"Just keep swimming, just keep swimming."
Dory, from Finding Nemo, can be heard throughout half the quaintly-named Waitakere Central Library (c. 2006) in Henderson. It's Children's Day and lamentably even here, it seems, book-free movies are special treats. But only one kid is actually watching the screen. My faith in humanity is restored - until I spy two leaflets: "Books for Girls" and "Books for Boys".
I get dumber just reading those restrictive headings; my understanding of the world gets worse. I have read Books for Boys' Artemis Fowl - clearly it's fouled me with boy germs, ew yuck. Cure: label the lists "comedy", "action adventure" and "school drama," and let each kid choose their own genres. (Reflecting a deeper problem in post-picture-book children's literature across the Anglo-American world, these author lists in multicultural Hendo are also very, very white.)

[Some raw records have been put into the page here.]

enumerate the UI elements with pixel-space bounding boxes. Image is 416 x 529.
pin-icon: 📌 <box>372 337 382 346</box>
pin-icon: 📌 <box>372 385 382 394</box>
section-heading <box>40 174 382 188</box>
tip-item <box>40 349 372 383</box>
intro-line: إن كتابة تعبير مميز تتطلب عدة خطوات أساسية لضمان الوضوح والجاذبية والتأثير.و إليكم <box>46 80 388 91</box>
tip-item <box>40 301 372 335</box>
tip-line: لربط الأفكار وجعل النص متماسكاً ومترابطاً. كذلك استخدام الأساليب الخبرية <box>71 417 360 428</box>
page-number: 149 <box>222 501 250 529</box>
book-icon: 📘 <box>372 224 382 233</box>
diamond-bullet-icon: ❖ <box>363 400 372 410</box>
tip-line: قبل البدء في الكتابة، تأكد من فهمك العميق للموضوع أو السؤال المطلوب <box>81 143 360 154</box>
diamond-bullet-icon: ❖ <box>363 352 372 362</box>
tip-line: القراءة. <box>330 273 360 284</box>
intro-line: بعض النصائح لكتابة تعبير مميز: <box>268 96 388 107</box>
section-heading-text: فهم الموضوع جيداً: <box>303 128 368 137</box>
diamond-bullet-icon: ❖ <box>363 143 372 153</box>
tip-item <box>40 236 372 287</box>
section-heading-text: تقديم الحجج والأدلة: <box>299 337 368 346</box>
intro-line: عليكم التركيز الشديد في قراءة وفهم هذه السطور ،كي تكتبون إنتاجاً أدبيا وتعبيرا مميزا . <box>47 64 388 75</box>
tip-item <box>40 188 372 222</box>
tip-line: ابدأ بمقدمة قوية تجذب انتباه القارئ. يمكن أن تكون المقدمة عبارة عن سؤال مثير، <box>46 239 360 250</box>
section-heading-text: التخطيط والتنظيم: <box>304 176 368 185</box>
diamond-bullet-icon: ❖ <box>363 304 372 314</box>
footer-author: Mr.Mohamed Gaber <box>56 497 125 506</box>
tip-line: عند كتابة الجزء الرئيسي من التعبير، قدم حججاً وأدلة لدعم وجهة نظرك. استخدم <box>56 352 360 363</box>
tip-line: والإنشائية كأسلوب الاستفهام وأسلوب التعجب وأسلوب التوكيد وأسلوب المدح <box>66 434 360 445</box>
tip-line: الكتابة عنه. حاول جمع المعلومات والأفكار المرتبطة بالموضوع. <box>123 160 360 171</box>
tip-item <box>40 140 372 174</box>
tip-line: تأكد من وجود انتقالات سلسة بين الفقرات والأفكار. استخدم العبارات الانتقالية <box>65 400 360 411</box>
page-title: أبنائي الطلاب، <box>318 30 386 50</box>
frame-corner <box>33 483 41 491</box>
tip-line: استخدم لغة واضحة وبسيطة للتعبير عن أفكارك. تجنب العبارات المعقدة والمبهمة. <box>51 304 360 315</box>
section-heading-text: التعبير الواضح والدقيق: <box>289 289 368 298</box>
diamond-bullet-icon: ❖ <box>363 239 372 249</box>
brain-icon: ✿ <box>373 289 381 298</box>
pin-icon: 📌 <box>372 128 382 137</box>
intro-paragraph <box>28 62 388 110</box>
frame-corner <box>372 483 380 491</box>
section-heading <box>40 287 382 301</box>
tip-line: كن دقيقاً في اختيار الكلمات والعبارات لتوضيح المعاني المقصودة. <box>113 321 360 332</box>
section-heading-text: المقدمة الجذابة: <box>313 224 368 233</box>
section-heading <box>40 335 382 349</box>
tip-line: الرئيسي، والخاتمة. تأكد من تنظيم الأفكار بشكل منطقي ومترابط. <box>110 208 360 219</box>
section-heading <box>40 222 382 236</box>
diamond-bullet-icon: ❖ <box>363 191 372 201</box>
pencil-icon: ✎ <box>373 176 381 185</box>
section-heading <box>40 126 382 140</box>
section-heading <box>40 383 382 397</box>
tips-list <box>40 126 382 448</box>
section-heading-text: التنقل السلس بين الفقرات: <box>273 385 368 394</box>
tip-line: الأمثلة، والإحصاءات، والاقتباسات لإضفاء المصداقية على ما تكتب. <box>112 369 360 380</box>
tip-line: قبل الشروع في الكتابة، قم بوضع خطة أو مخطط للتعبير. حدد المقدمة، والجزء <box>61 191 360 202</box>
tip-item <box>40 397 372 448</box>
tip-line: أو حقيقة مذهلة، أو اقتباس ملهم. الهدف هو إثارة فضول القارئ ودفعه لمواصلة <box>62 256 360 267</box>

Fun sticky-note window art depicts Captain America. Beyond him are shabby buildings housing a barrister ("Criminal and Traffic Law"), a laundromat and the Morning Calm church - places to cleanse your legal record, clothes and soul.
Near the withdrawn books sale table, two young women talk theology and depression: "Sometimes I wonder why God puts us through things". To strengthen us, apparently. (Just keep swimming.)